Acre Resident Hazel goes about her daily routine including doing laundry. Instead of draining, the water floods her laundry room with 3 inches of water. She’s upset and immediately calls Acre. No one knows what caused the issue yet, but cleaning up the water as soon as possible limits the damage so Hazel and Acre feel the same urgency. 

  • Acre sends a water remediation company over and they arrive within the hour. They vacuum up the water, dry the area, and leave heavy duty fans in the room for 3 days. 
  • Acre inspects the washer and sees it wasn’t hooked up properly and brings out a vendor to reconnect the line. Also, Acre has the damaged baseboards replaced. 
  • Acre gets the bills, sends them to the insurance company, and makes sure they get paid the right amount.
  • Acre analyzes the root cause and finds their plumbing vendor hooked up the washer incorrectly, which makes it Acre’s responsibility. Acre adds an extra quality check for this previously trusted vendor and will take them off the approved list if there are more issues.  
  • By day three, Hazel is able to do laundry again. She’s relieved when Acre’s inspection shows there is no water damage under the house and pleased not to deal with the scheduling and paperwork. 

Acre wants the home to be in great working order for the Resident today and for the long term so that it retains and increases its value.

With a mortgage, the bank doesn't care about damage to the laundry room as it doesn’t change the loan amount. 

The toilet is clogged

This is a typical example of the type of “small maintenance issue” that a Resident is responsible for.
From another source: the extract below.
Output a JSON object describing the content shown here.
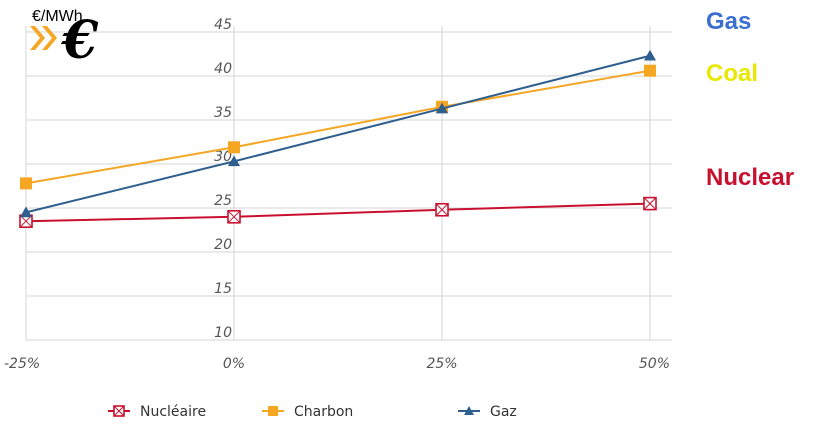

Acre Resident Andrea has a clogged toilet while she’s hosting friends over the holidays. She calls Acre for advice. An Acre property expert helps troubleshoot over the phone. He offers to save her the hassle of calling around, if she's still having trouble. Acre has relationships with high quality vendors and is likely to get a faster response as a regular customer. Luckily, she’s able to solve it quickly and with no expense thanks to the coaching from the Acre property expert. Both Acre and the customer win.

Similar to the flooding in the previous example, the bank doesn’t care or have a stake in the day to day maintenance of the home.

Summary: here’s how these scenarios play out with each path

As a homeowner under the traditional model, you are responsible for everything. You’re both the CEO and plumber, the investor and the handyman. Acre is deep in the details of evaluating the quality of neighborhoods and homes, making strong and disciplined offers, doing maintenance well, and much more. Acre translates all this knowledge into a better experience for residents who know they’d rather not go it alone. 

As a lender, banks facilitate a transaction, nothing more, nothing less. In contrast, Acre is for those who want more from their homeownership experience – a little support and coverage when things get sticky and a share of the upside when things are going well.